"Юкио Мисима. Маркиза де Сад (Пьеса в трех действиях)" - читать интересную книгу автора

Г-ЖА ДЕ МОНТРиЙ. Ох, я всегда делаю так, как хочешь ты. Это ты упросила
меня спасать твоего муженька. Потому-то я и пошла сегодня на такое
унижение... И все-таки, все-таки... Да, раз уж ты столь неожиданно приехала
ко мне, я скажу то, что думаю. Бог с ним, с королевским двором и с высокими
связями. Послушай меня, расстанься с Альфонсом.
РЕНЕ. Господь не дозволяет расторгать браки.
Г-ЖА ДЕ МОНТРиЙ. Расторгать необязательно, достаточно просто порвать с
Альфонсом все отношения. И очень хорошо, что Господь не одобряет разводов, -
ты можешь жить отдельно от своего супруга и при этом оставаться маркизой.
РЕНЕ (после паузы). Нет, матушка, я не расстанусь с Альфонсом - ни
перед Богом, ни перед людьми.
Г-ЖА ДЕ МОНТРиЙ. Но почему? Откуда такое упрямство? Что это -
оскорбленное самолюбие? Боязнь пересудов?.. Ну не любовь же, в самом деле!
РЕНЕ. Не знаю, можно ли это назвать любовью. Но уж самолюбие и боязнь
пересудов тут определенно ни при чем... Очень трудно объяснить так, чтобы вы
поняли. Как вам известно, матушка, теперь я знаю все. Я знаю, какие страсти
владеют Альфонсом, знаю, что он вытворяет, знаю, что говорят о нем люди. Я
провела в Лакосте немало бессонных ночей, вспоминая свою жизнь после
свадьбы. Я все теперь понимаю, матушка. Все. То, что прежде было рассеяно в
памяти, соткалось в некий единый узор, связалось в одну цепочку. В ожерелье
из ярко-алых камешков. Да, камешков красных, как кровь... Еще во время
нашего свадебного путешествия, где-то в Нормандии, Альфонс велел остановить
карету посреди луга, усыпанного лилиями. "Хочу напоить лилии допьяна", -
сказал он и стал вливать в раскрытые бутоны красное вино.
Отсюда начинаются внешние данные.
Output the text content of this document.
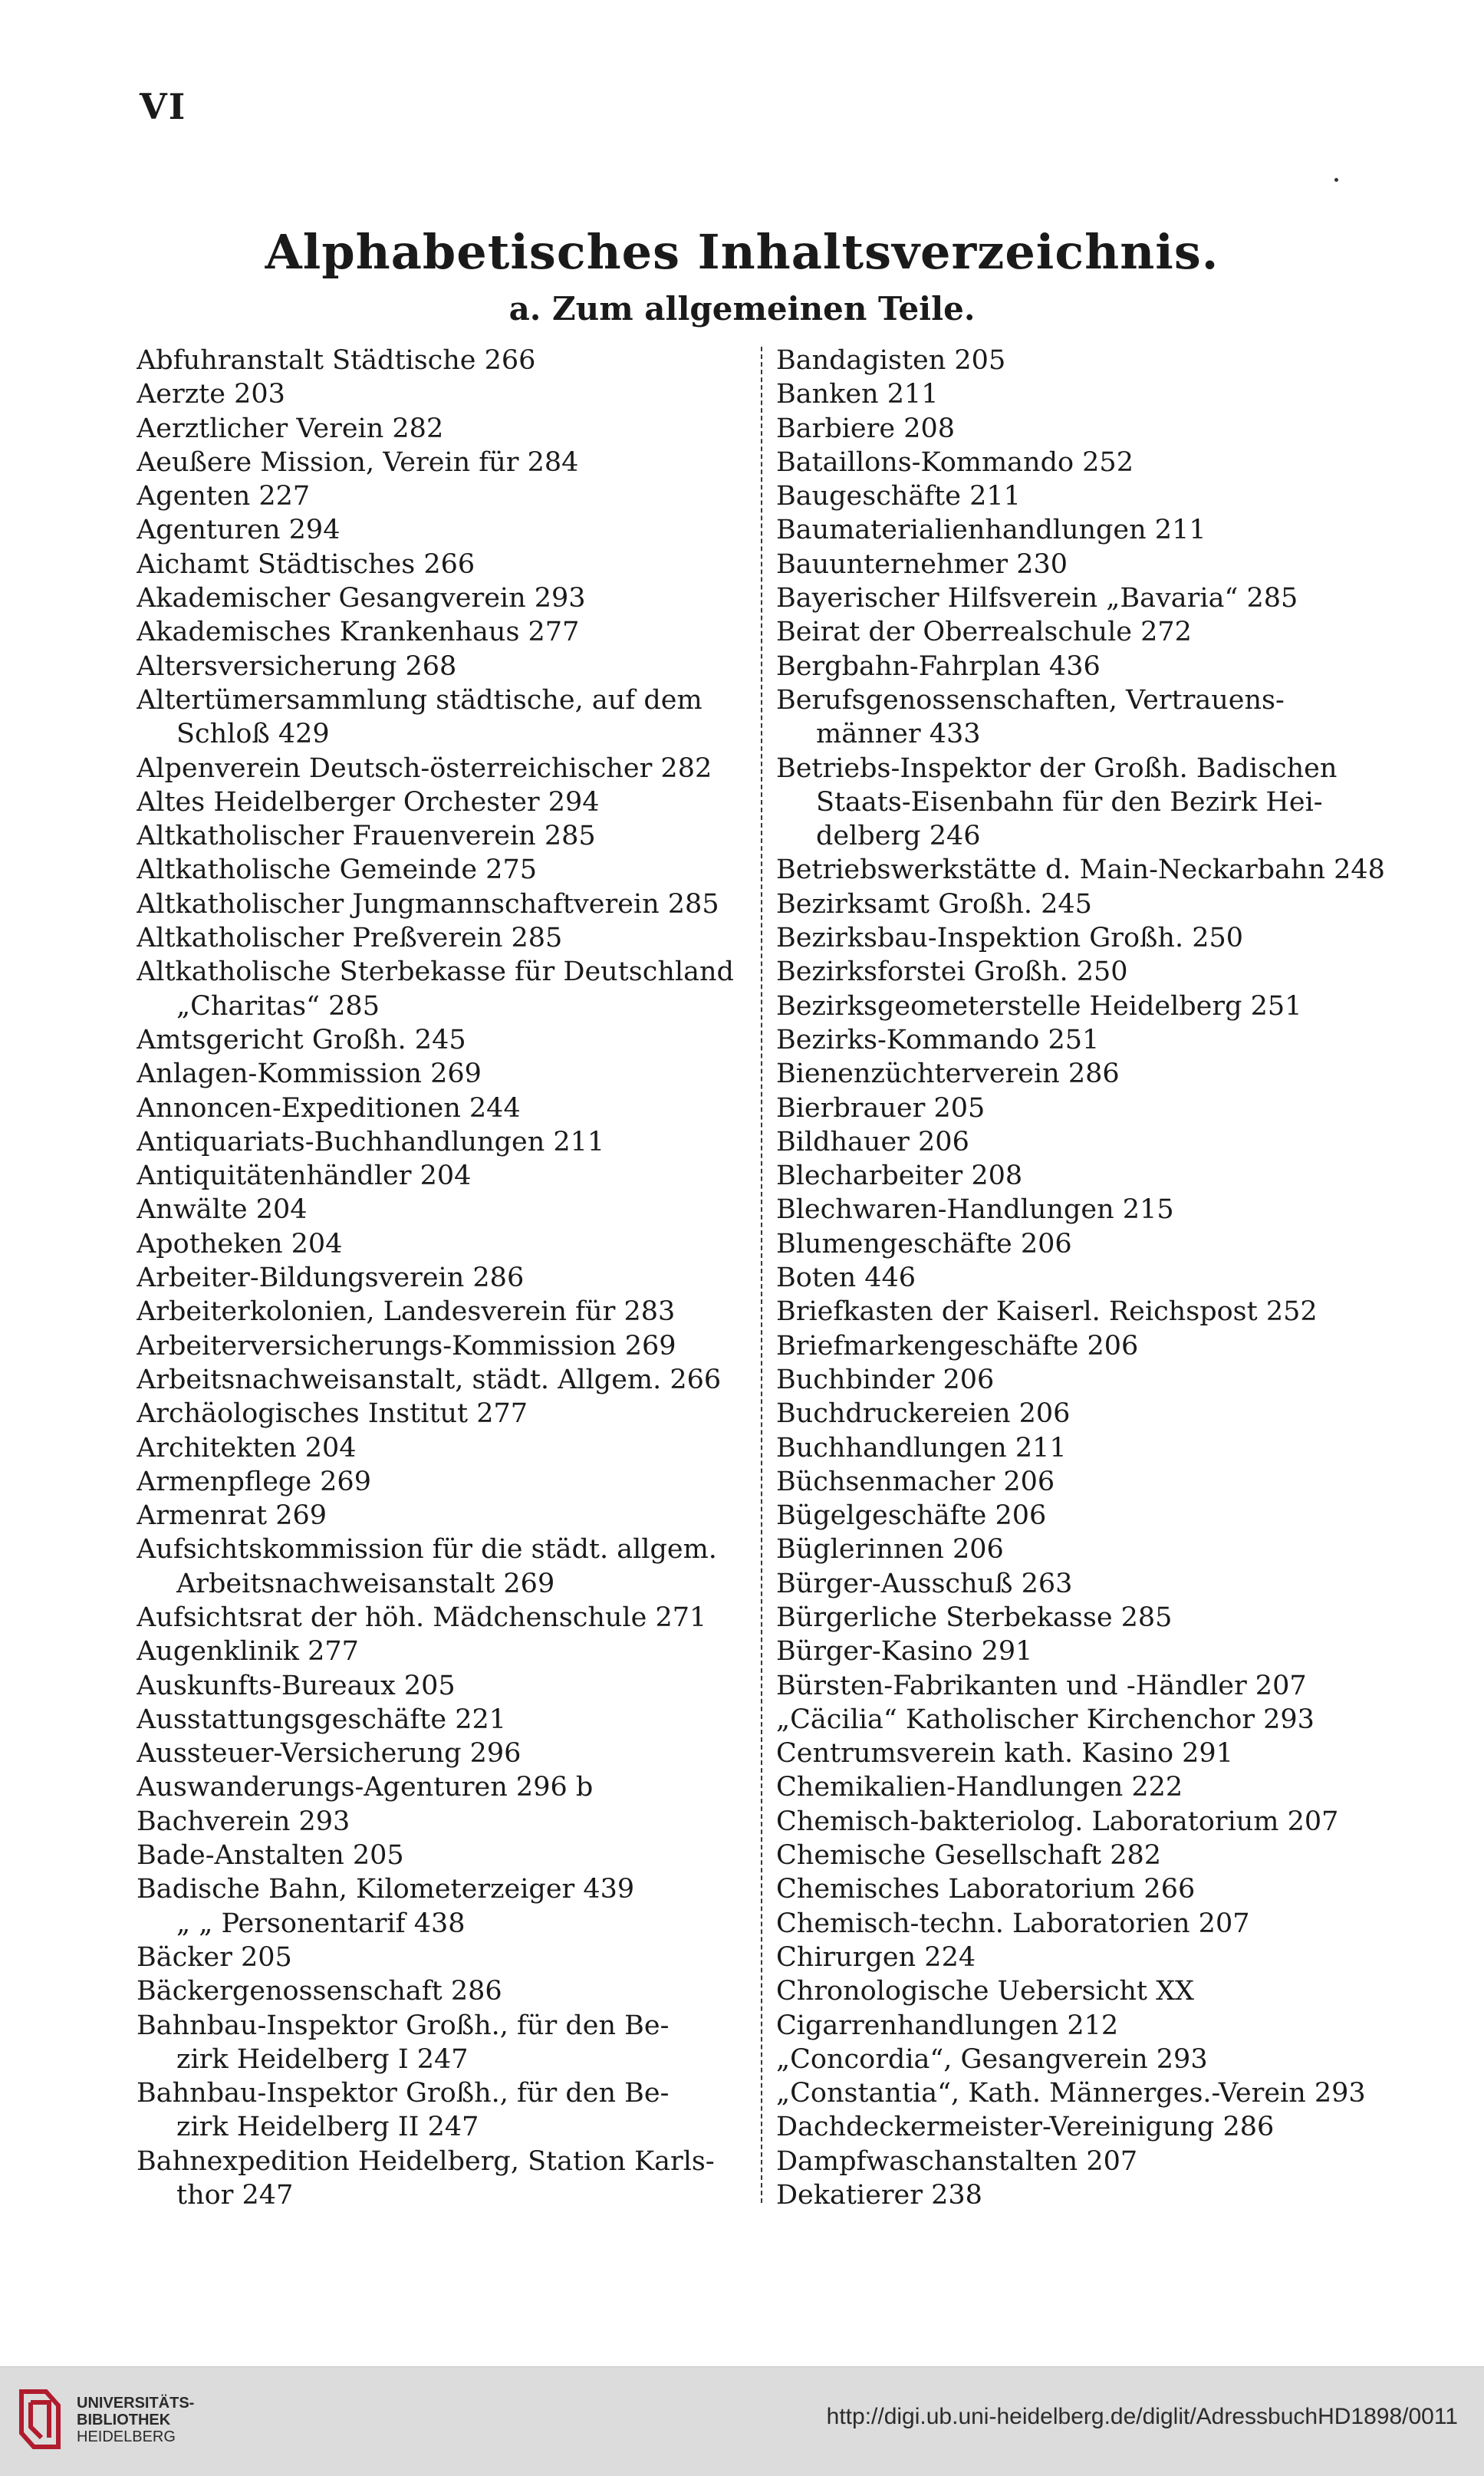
VI
Alphabetisches Inhaltsverzeichnis.
a. Zum allgemeinen Teile.
Abfuhranstalt Städtische 266
Aerzte 203
Aerztlicher Verein 282
Aeußere Mission, Verein für 284
Agenten 227
Agenturen 294
Aichamt Städtisches 266
Akademischer Gesangverein 293
Akademisches Krankenhaus 277
Altersversicherung 268
Altertümersammlung städtische, auf dem
Schloß 429
Alpenverein Deutsch-österreichischer 282
Altes Heidelberger Orchester 294
Altkatholischer Frauenverein 285
Altkatholische Gemeinde 275
Altkatholischer Jungmannschaftverein 285
Altkatholischer Preßverein 285
Altkatholische Sterbekasse für Deutschland
„Charitas“ 285
Amtsgericht Großh. 245
Anlagen-Kommission 269
Annoncen-Expeditionen 244
Antiquariats-Buchhandlungen 211
Antiquitätenhändler 204
Anwälte 204
Apotheken 204
Arbeiter-Bildungsverein 286
Arbeiterkolonien, Landesverein für 283
Arbeiterversicherungs-Kommission 269
Arbeitsnachweisanstalt, städt. Allgem. 266
Archäologisches Institut 277
Architekten 204
Armenpflege 269
Armenrat 269
Aufsichtskommission für die städt. allgem.
Arbeitsnachweisanstalt 269
Aufsichtsrat der höh. Mädchenschule 271
Augenklinik 277
Auskunfts-Bureaux 205
Ausstattungsgeschäfte 221
Aussteuer-Versicherung 296
Auswanderungs-Agenturen 296 b
Bachverein 293
Bade-Anstalten 205
Badische Bahn, Kilometerzeiger 439
„ „ Personentarif 438
Bäcker 205
Bäckergenossenschaft 286
Bahnbau-Inspektor Großh., für den Be-
zirk Heidelberg I 247
Bahnbau-Inspektor Großh., für den Be-
zirk Heidelberg II 247
Bahnexpedition Heidelberg, Station Karls-
thor 247
Bandagisten 205
Banken 211
Barbiere 208
Bataillons-Kommando 252
Baugeschäfte 211
Baumaterialienhandlungen 211
Bauunternehmer 230
Bayerischer Hilfsverein „Bavaria“ 285
Beirat der Oberrealschule 272
Bergbahn-Fahrplan 436
Berufsgenossenschaften, Vertrauens-
männer 433
Betriebs-Inspektor der Großh. Badischen
Staats-Eisenbahn für den Bezirk Hei-
delberg 246
Betriebswerkstätte d. Main-Neckarbahn 248
Bezirksamt Großh. 245
Bezirksbau-Inspektion Großh. 250
Bezirksforstei Großh. 250
Bezirksgeometerstelle Heidelberg 251
Bezirks-Kommando 251
Bienenzüchterverein 286
Bierbrauer 205
Bildhauer 206
Blecharbeiter 208
Blechwaren-Handlungen 215
Blumengeschäfte 206
Boten 446
Briefkasten der Kaiserl. Reichspost 252
Briefmarkengeschäfte 206
Buchbinder 206
Buchdruckereien 206
Buchhandlungen 211
Büchsenmacher 206
Bügelgeschäfte 206
Büglerinnen 206
Bürger-Ausschuß 263
Bürgerliche Sterbekasse 285
Bürger-Kasino 291
Bürsten-Fabrikanten und -Händler 207
„Cäcilia“ Katholischer Kirchenchor 293
Centrumsverein kath. Kasino 291
Chemikalien-Handlungen 222
Chemisch-bakteriolog. Laboratorium 207
Chemische Gesellschaft 282
Chemisches Laboratorium 266
Chemisch-techn. Laboratorien 207
Chirurgen 224
Chronologische Uebersicht XX
Cigarrenhandlungen 212
„Concordia“, Gesangverein 293
„Constantia“, Kath. Männerges.-Verein 293
Dachdeckermeister-Vereinigung 286
Dampfwaschanstalten 207
Dekatierer 238
UNIVERSITÄTS-
BIBLIOTHEK
HEIDELBERG
http://digi.ub.uni-heidelberg.de/diglit/AdressbuchHD1898/0011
А потом смотрел,
как багровые капли стекают между лепестками... Или еще. Мы впервые оказались
в Лакосте и гуляли вдвоем по двору замка. Альфонс остановился возле сарая,
где лежали вязанки дров, перетянутые веревками, и сказал: "Какое уродство!
Представляешь, вот была бы красота - белоснежные березовые стволы, стянутые
золотыми канатами!.." А один раз там же, в Лакосте, когда мы возвращались с
охоты, Альфонс прямо пальцами вырвал у убитого зайца сердце из груди.
"Взгляни, - засмеялся он, - вместилище любви у зайца той же формы, что у нас
с тобой..." Я тогда воспринимала все это как милые, эксцентричные причуды. И
лишь теперь бусины соединились в одну нить... В моей душе родилось
всепоглощающее чувство, неподвластное рассудку. Чувство говорило: "Раз уж
тебе удалось собрать в одно ожерелье рассыпанные в памяти бусины, береги
теперь эту драгоценность, храни ее как зеницу ока". А что, если когда-то,
давным-давно, так давно, что туда даже не проникают лучи памяти, я оборвала
нить своего ожерелья и оно рассыпалось? Вдруг теперь я сумела восстановить
его в первозданном виде?
Г-ЖА ДЕ МОНТРиЙ. Ты имеешь в виду рок, фатум?
РЕНЕ. Нет, рок здесь ни при чем.
Г-ЖА ДЕ МОНТРиЙ. Но ведь эти самые алые бусы рассыпал Альфонс, а не ты.
РЕНЕ. Рассыпал и преподнес мне.
Г-ЖА ДЕ МОНТРиЙ. Все это гордыня и самообман. Ты себя просто губишь!
РЕНЕ. Я же говорила, матушка, вы не поймете. А я наконец постигла самую
суть, истину. И на этом знании зиждется моя добродетель. Можете ли вы
понять, что говорит вам жена Альфонса де Сада?
Г-ЖА ДЕ МОНТРиЙ. Истина - это кнут и сладкие пилюльки. Срам и бесчестие
- вот в чем истина!
РЕНЕ. Голос житейской мудрости. Извечное пристрастие племени людей.